While it makes sense not to spend a fortune on a new car, it’s important to face facts. A car, says Orman, “is a lousy investment” that only loses value over time. Most people will tell you they must have a car; at the same time, Orman suggests that the main consideration is that the car can still get you where you need to go and doesn’t leave you stranded by the side of the road with a car on the fritz.
But let’s say your car is beginning to need more and more work as it ages and falls into disrepair. How do you choose between buying a new car and continuing to spend on an old car that is turning into a money pit? Not to mention, if you’ve already put a significant amount of money into your current car, it may not seem smart to write it off in favor of an expensive new car purchase when prices are always on the rise.
Cost of Repairs
Most of us are aware of the standard formula for these things: if the cost of repairs will exceed the resale value of your car, it’s time to part ways.
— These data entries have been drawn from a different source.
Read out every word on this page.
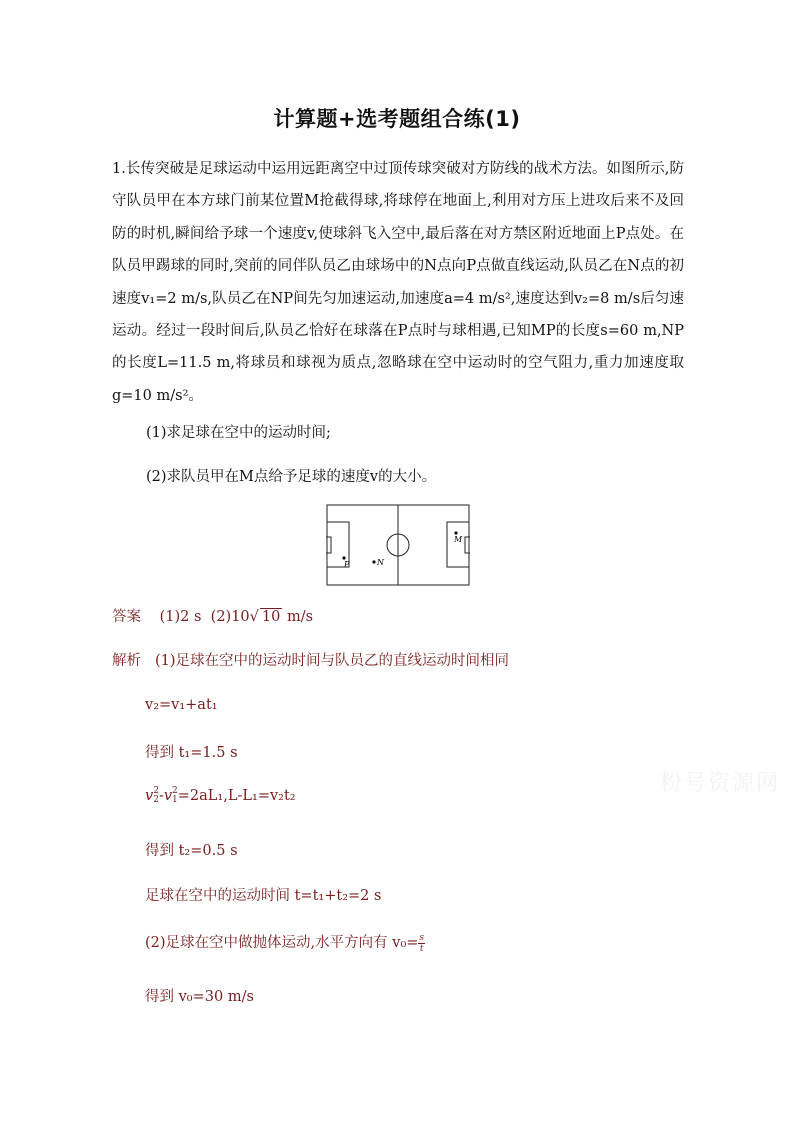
计算题+选考题组合练(1)

1.长传突破是足球运动中运用远距离空中过顶传球突破对方防线的战术方法。如图所示,防守队员甲在本方球门前某位置M抢截得球,将球停在地面上,利用对方压上进攻后来不及回防的时机,瞬间给予球一个速度v,使球斜飞入空中,最后落在对方禁区附近地面上P点处。在队员甲踢球的同时,突前的同伴队员乙由球场中的N点向P点做直线运动,队员乙在N点的初速度v₁=2 m/s,队员乙在NP间先匀加速运动,加速度a=4 m/s²,速度达到v₂=8 m/s后匀速运动。经过一段时间后,队员乙恰好在球落在P点时与球相遇,已知MP的长度s=60 m,NP的长度L=11.5 m,将球员和球视为质点,忽略球在空中运动时的空气阻力,重力加速度取g=10 m/s²。

(1)求足球在空中的运动时间;
(2)求队员甲在M点给予足球的速度v的大小。
P	N
M
答案 (1)2 s (2)10√ 10 m/s
解析 (1)足球在空中的运动时间与队员乙的直线运动时间相同
v₂=v₁+at₁
得到 t₁=1.5 s
v 2
2 -v 2
1 =2aL₁,L-L₁=v₂t₂
得到 t₂=0.5 s
足球在空中的运动时间 t=t₁+t₂=2 s
(2)足球在空中做抛体运动,水平方向有 $v_0= \frac{s}{t}$
得到 v₀=30 m/s
粉号资源网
That’s all well and good, but beyond the conventional wisdom, one must think about whether such repairs will add value or at least help keep the current value of the car from declining. Keep in mind, too, that buying a new car, or even a used car in great condition, comes with its own significant expenses. Such costs may include more costly insurance premiums, loan payments, and taxes.
There is also no guarantee that a new or newer used car won’t come with its own peck of troubles. You may end up paying for even more costly repairs and/or more costly maintenance requirements. Prospective buyers would do best to weigh these costs against the cost of continuing to pay for repairs on the car they already own. It just may be the better option.
Then again, the main issue to consider is not the expense of maintaining or replacing your car. Your first concern should be safety. Is your old car still safe to drive? Expensive cosmetic repairs may not be critical or even necessary, but repairs that keep your car safe are imperative. If keeping your car safe will cost more than it’s worth, you may have to throw in the towel and spring for a new or newer used car.
Is A Rusty Car Safe?
One important consideration is rust, a significant problem for older cars. Rust can affect critical components, such as brake and fuel lines, the gas tank, and the frame. Widespread rust is difficult, if not impossible, to halt or eradicate, and tends to worsen over time. Your car may become unsafe as a result.
On the other hand, a new car often comes with safety upgrades not available in older cars. One popular conviction has it that older cars are better because they are built to last; like tanks they are indestructible. Newer cars, however, have built-in crumple zones, designed to absorb energy on impact permanently damaging the car, while diverting the energy away from passengers to keep them safe in the event of a collision.
No matter how attached you may be to your old car, if it constantly breaks down, forcing you to stand stranded on the roadside waiting for a tow truck, or having to call on a friend to take you to work because your car won’t start, it’s just not worth putting any more money into it. The availability of parts are also be a consideration. Parts can become unavailable once a car is no longer on the market, and may even be discontinued. Sure, you can go on the hunt for parts on the internet, but they will be harder to find as time goes by.
In this case, it absolutely makes sense to retire your car while you can get one at a decent price, rather than being forced to pay through the nose when an old, beloved car suddenly and finally breaks down for good.